Subject: | Possible Memory Leak in TreeBuilder mode |
Date: | Wed, 28 Jan 2009 13:34:49 -0800 |
To: | bug-HTML-TableExtract [...] rt.cpan.org |
From: | Greg Michalec <greg [...] primate.net> |
Hi -
I'm running into a problem with using TableExtract to parse a directory
of HTML files. The memory footprint of the process continues to grow and
grow. This does not occur when I use TableExtract in its default
HTML::Parser mode, so I'm guessing their is a problem with the way
TableExtract is destroying its HTML::TreeBuilder object.
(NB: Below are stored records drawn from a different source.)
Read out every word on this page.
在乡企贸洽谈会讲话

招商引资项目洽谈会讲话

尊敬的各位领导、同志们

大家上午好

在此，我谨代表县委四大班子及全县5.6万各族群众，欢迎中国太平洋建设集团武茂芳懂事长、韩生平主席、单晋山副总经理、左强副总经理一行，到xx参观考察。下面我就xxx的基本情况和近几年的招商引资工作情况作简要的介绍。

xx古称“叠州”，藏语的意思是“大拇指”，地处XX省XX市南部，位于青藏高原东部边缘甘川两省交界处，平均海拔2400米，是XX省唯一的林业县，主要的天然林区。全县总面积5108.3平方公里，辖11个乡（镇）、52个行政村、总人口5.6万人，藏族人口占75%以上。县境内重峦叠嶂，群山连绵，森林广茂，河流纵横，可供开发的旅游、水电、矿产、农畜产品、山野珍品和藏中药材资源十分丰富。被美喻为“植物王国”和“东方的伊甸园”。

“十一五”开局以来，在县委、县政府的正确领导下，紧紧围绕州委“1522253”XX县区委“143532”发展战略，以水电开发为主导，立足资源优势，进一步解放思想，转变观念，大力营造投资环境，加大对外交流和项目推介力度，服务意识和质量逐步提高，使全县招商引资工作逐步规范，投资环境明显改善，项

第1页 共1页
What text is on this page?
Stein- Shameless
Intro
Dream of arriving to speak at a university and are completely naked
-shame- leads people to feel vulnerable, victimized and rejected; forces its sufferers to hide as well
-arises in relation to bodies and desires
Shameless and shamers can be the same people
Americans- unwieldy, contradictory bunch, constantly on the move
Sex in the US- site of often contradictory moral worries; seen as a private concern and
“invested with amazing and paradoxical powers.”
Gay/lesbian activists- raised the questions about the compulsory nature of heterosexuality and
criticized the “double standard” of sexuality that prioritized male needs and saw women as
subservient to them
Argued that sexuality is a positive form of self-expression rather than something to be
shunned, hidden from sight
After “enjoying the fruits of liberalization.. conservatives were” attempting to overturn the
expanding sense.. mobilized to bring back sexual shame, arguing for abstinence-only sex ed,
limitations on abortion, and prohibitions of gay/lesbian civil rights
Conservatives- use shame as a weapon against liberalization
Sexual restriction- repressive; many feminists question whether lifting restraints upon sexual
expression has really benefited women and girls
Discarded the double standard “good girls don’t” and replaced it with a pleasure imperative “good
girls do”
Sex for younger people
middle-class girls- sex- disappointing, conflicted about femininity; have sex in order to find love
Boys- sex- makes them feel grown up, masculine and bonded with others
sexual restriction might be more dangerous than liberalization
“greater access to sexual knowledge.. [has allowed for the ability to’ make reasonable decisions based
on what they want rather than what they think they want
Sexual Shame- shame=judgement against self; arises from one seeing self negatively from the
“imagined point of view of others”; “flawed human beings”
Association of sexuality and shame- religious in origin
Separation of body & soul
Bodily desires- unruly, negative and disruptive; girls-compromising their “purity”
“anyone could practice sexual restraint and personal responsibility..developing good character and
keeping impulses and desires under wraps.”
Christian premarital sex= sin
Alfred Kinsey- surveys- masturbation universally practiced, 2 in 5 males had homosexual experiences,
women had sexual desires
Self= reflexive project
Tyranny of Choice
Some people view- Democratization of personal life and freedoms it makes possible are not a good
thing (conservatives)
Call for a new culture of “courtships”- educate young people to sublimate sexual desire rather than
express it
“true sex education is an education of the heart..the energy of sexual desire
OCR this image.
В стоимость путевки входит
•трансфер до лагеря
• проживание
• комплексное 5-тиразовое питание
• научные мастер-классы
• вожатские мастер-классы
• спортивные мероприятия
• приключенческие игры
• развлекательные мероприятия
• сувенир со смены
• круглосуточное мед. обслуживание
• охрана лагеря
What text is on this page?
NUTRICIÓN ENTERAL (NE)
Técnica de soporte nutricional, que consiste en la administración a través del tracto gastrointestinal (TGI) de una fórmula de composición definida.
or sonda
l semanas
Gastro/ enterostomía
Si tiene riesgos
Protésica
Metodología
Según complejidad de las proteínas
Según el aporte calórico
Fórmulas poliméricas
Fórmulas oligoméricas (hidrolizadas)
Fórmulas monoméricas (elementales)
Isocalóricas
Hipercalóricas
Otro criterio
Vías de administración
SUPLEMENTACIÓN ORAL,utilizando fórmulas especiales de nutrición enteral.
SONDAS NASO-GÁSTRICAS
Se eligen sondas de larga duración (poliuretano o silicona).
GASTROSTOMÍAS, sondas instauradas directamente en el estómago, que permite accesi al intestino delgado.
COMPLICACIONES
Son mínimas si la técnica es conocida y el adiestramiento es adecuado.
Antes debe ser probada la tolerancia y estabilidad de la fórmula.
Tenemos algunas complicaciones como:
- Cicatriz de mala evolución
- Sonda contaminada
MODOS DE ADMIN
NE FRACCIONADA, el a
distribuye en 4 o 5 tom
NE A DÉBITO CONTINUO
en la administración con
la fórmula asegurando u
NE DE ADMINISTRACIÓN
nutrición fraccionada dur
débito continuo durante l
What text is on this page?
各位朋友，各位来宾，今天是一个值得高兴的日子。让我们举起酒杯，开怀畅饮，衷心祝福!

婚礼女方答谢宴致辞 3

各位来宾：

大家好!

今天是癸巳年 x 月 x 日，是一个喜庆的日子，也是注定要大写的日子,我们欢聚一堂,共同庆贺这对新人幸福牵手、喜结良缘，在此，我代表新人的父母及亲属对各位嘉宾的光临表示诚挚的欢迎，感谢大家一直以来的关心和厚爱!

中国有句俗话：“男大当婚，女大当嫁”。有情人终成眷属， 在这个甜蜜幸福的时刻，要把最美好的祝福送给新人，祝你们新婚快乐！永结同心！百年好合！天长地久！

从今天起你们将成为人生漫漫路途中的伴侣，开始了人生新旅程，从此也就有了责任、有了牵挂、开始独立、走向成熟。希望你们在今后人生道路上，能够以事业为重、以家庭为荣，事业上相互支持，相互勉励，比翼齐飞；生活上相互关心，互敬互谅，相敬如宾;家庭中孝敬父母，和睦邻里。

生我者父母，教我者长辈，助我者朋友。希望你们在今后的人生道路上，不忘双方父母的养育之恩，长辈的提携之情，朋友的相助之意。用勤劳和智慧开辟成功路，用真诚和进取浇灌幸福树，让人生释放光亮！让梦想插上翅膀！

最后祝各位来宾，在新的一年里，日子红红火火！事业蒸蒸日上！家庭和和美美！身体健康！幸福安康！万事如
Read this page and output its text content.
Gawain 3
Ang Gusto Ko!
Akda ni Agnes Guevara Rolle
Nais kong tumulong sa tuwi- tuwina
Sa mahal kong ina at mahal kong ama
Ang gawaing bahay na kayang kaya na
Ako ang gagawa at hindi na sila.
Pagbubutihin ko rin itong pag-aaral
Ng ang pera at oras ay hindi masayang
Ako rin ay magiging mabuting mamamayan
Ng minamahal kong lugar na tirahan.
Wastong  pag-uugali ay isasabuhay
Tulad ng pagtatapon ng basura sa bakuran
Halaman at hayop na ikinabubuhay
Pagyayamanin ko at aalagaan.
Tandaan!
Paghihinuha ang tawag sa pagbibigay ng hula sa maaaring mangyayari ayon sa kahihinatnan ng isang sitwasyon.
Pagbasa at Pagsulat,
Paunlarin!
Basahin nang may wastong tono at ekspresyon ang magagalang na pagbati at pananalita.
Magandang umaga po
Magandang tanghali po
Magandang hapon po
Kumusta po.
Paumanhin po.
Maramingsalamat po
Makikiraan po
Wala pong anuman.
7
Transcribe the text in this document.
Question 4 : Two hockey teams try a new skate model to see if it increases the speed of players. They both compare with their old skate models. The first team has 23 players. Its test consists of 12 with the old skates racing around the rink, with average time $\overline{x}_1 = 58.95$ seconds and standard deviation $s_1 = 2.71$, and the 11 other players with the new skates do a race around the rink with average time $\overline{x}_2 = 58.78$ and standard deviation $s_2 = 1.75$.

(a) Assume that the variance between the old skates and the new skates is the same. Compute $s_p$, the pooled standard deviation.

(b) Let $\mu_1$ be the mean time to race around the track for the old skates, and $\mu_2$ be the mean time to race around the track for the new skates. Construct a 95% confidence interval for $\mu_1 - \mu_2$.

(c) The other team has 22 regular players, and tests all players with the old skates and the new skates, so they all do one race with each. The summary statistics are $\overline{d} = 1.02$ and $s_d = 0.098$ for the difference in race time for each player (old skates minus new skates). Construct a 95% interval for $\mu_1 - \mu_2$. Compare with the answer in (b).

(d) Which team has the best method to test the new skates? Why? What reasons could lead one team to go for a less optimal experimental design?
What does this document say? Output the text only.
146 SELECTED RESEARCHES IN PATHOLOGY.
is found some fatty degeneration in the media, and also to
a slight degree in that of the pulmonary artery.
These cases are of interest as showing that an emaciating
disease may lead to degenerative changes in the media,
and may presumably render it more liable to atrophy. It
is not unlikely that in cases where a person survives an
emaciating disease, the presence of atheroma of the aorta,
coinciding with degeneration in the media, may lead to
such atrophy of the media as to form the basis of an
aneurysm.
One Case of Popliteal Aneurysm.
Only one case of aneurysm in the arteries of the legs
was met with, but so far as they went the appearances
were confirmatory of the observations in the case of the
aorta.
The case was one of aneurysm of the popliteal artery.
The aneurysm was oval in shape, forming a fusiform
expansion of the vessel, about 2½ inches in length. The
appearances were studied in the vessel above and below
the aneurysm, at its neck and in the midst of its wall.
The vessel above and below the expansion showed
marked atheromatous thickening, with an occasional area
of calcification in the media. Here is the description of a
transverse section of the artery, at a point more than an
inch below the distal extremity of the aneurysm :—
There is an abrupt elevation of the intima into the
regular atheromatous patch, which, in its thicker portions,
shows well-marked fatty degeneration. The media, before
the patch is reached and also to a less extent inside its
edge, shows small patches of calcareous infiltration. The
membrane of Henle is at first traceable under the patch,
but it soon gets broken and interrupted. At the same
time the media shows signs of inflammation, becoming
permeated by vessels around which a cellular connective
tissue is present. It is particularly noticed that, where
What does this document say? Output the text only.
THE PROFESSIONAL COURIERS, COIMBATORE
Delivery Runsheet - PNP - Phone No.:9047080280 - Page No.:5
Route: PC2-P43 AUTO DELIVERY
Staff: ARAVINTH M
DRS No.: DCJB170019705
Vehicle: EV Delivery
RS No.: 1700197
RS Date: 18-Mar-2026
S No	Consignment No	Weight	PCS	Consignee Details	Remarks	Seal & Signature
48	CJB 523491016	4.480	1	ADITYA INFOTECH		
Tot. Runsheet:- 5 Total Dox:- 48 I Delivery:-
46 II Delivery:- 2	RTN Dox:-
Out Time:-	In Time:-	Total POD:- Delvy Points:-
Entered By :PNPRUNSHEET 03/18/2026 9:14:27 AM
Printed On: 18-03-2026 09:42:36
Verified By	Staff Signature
According to
the HTML::TreeBuilder documentation, it's objects must be explicitly
deleted, due to the nature of HTML::Element tree objects.
Here's a test script that exhibits the problem:
<code>
#!/usr/bin/perl
use HTML::TableExtract qw(tree);
my $table = "<table>" . "<tr><td>1</td><td>2</td></tr>" x 100 . "</table>";
my $html = "<html><body>" . $table x 3 . "</body></html>";
foreach ( my $x = 0; $x <= 20; $x++) {
my $p = HTML::TableExtract->new();
$p->parse($html);
$p->eof;
$p->delete;
if (-f "/proc/$$/statm") {
my $mem = `cat /proc/$$/statm`;
$mem =~ s/^(\d+).*/$1/s;
print "$x: $mem\n";
}
}
</code>
Here's my system info:
Ubuntu 8.10 (2.6.27-9-generic x86_64)
perl v5.10.0 built for x86_64-linux-gnu-thread-multi
HTML::TableExtract 2.10-3
HTML::TreeBuilder 3.23
(all perl modules are from current ubuntu 8.10 packages)
Thanks!